Page:Europe (revue mensuelle), n° 123, 03-1933.djvu/114

Cette page a été validée par deux contributeurs.

Je me lève tard. J’aime tant le lit ! ( « Parbleu ! Qui ne l’aimerait ? » ) Je sonne et on m’apporte le café ( « Ah ! tu as une servante ! » ) J’ai une fillette, une petite paysanne qui me fait tout le travail, même le blanchissage, sans que cela me coûte un sou. La nourriture, l’abri, une défroque, c’est tout. ( « Et tu trouves cela chouette ! » ) Puis j’envoie Maritza me chercher Universul. ( « Où je sais bien ce que tu lis et où il n’y a même rien d’autre à lire. » ) Là-dessus, mon Coco se réveille. Alors, j’ai pour une heure à faire sa toilette, à le pomponner, à le cajoler…

— Tu n’as pas aussi un petit loulou ?

— Non ! Toutes les cocottes en ont. ( « Tiens ! Ça n’est pas bête ! » ) Enfin, je fais ma propre toilette et je sors. C’est l’heure des apéritifs.

— En prends-tu ?

— Très rarement. Quand on m’invite. Et quand l’invitation n’est pas suspecte.

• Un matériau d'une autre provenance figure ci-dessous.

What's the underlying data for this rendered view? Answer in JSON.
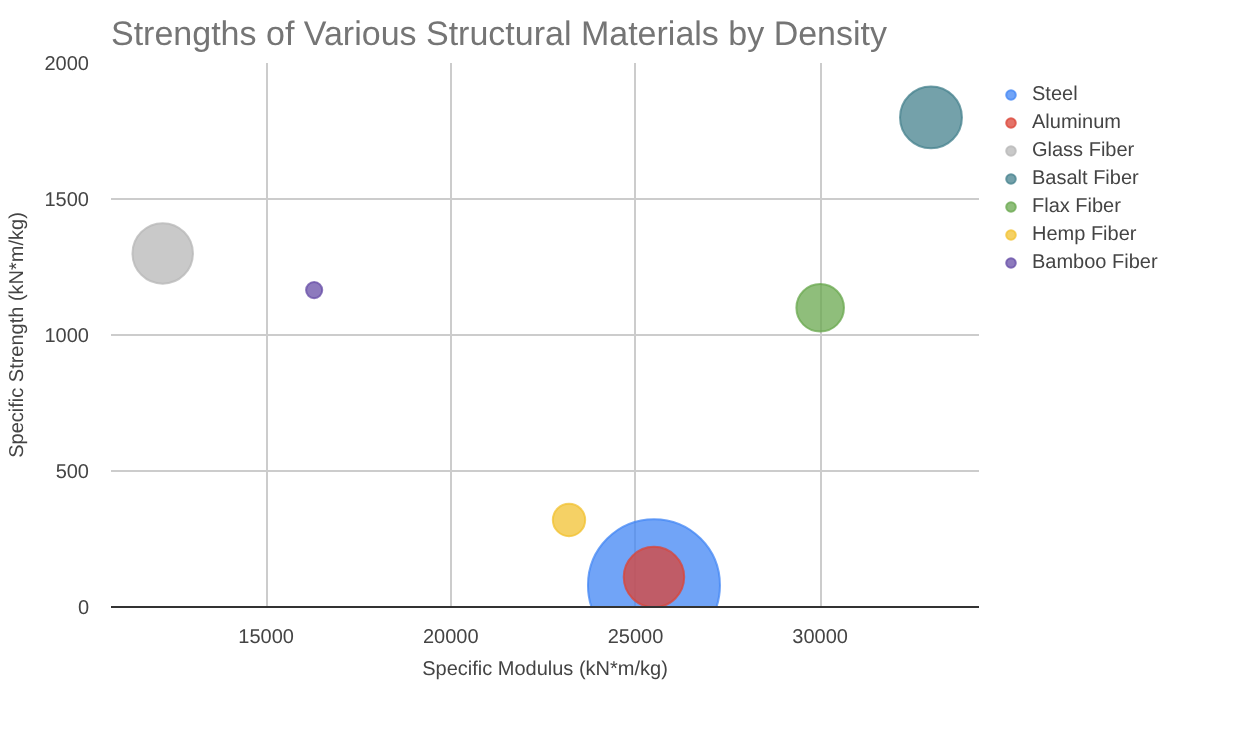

— Comme l’est-elle, lorsqu’elle l’est ?

— Oh, mon chéri ! À Bucarest, une femme indépendante comme moi risque, neuf fois sur dix, de tomber sur la fripouille patente. En un rien de temps, on est embobinée. Ce n’est pas que le type profite de ton corps, mais, ensuite, il cherche à spéculer sur toi. Aussi je préfère la solitude. Je me méfie des connaissances qu’on fait à tout bout de champ. Et je m’en tirerais très bien comme cela. Seulement, voilà : j’adore l’opérette. Or les spectacles coûtent cher. Il faut qu’un gigolo vous y conduise. Voilà l’embêtant ! Où trouver le galant qui vous mène deux fois de suite à l’Oleteleshanu, sans que, en sortant à minuit, il ne nous demande de vous accompagner « jusqu’à la porte », qu’ils disent, puis de lui permettre de « monter un petit peu ». Oh, je connais bien leur truc ! Mais ils ne m’ont jamais eue ! Personne ne m’a encore accompagnée chez moi.

Elle songea un instant et ajouta :

— Toi, tu seras le seul homme qui connaîtras ma demeure.

— Pourquoi faire cette exception ? demanda-t-il sans conviction et presque à regret, car malgré cette peur de la femme qui vous ligote, il était prêt à l’écraser tout de suite dans ses bras.